Inexperienced pickleball instructors will leave you frustrated with the game. Find out how long they have been providing lessons and to whom. They may know how to serve a ball (see serve with confidence: tips for a winning pickleball serve) and a few other traits but you need a well-rounded experienced instructor.
4. Age Appropriate
Non-age appropriate pickleball lessons are a waste of time and money. If you’re a more mature woman for example, having an instructor whose only experience is at a kids’ summer camp puts you out of luck. Make sure your lessons are from someone who who has taught folks roughly your age group. Ask of their experience working with people of your age.
5. No Improvement
If you are not improving at the game then clearly look to your instructor or even inwardly (e.g., are you doing what’s asked of you, have you been doing your “homework”, etc.). No matter your level when you start your pickleball lessons you want to get better at the game. If that’s not your intended outcome then what is?

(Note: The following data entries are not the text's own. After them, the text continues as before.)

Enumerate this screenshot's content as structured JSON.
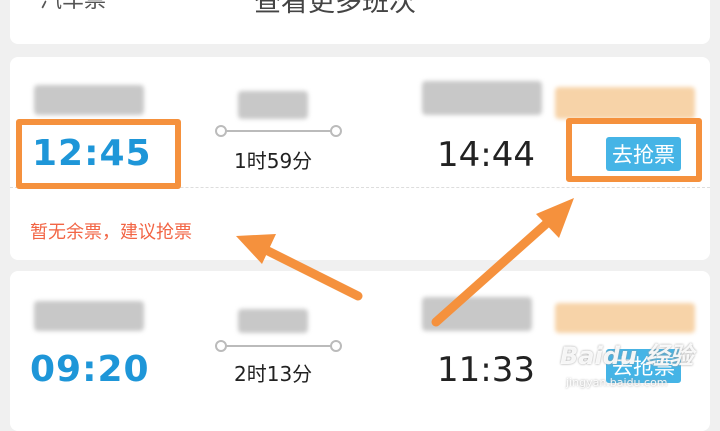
{
  "top": {
    "left_text": "汽车票",
    "more_text": "查看更多班次"
  },
  "trains": [
    {
      "depart": "12:45",
      "duration": "1时59分",
      "arrive": "14:44",
      "action_label": "去抢票",
      "notice": "暂无余票，建议抢票"
    },
    {
      "depart": "09:20",
      "duration": "2时13分",
      "arrive": "11:33",
      "action_label": "去抢票"
    }
  ],
  "watermark": {
    "brand": "Baidu 经验",
    "url": "jingyan.baidu.com"
  },
  "colors": {
    "depart_time": "#1e96d8",
    "button": "#45b4e6",
    "notice": "#f26545",
    "annotation": "#f5913d"
  }
}
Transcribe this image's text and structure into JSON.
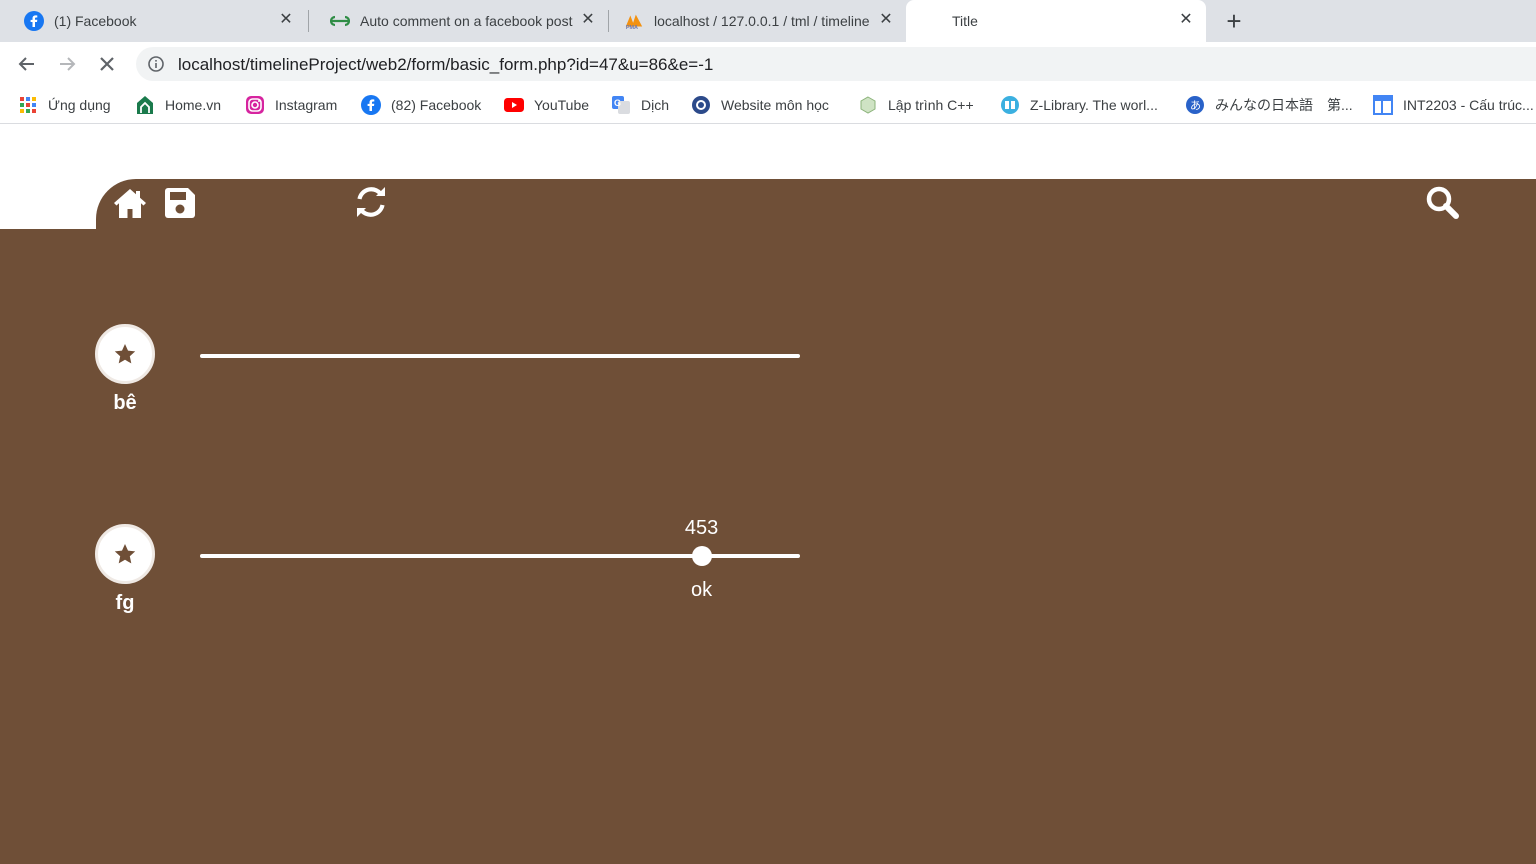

You might as well just get a pickleball ball machine and practice by yourself.
Few pickleball coaches and instructors are certified but if they are you can expect to pay more for their time. And that’s OK – but you want to get what you’re paying for. If you’re just a very beginner then this may be overkill. Those players looking to take the game to the next level want someone who has the experience and perhaps certification.
A great pickleball instructor is only valuable because they use great efforts to enhance their knowledge. They need to be well-versed with lots of instructional publications, viewing lots of specialized videos, and attending many seminars and workshops concerning stroke technique. They will demand more per hour but may be worth their weight in gold.
Communication is key: regardless of how proficient your new pickleball instructor is, this information is useless to you unless he/she can convey this to you clearly and concisely.
Having the knowledge is one thing but it will not get to you via osmosis. If you are not able to clearly understand him during the lessons then you’re likely to become just as frustrated on the court.
9. Formal Training
Just beginning at pickleball? You want an instructor who has gone through a formal training regimen that hones the talents of introducing pickleball to new players.
Yes, pickleball is relatively simple to play but certainly there are rules, techniques and methods of playing that are brand new to you. If you’ve made the decision to hire a coach or instructor then you want to get someone with formal training and who has taught beginners.
An experienced instructor has a ton of experience and has seen it all, so to speak. You want to leverage off of that experience. And, yes, this sounds silly for a very beginner but you are paying for this! And you don’t want to be paying for this for years – you need and want to get to the next level of pickleball play, get the experience and maybe then get more lessons. All stepping stones.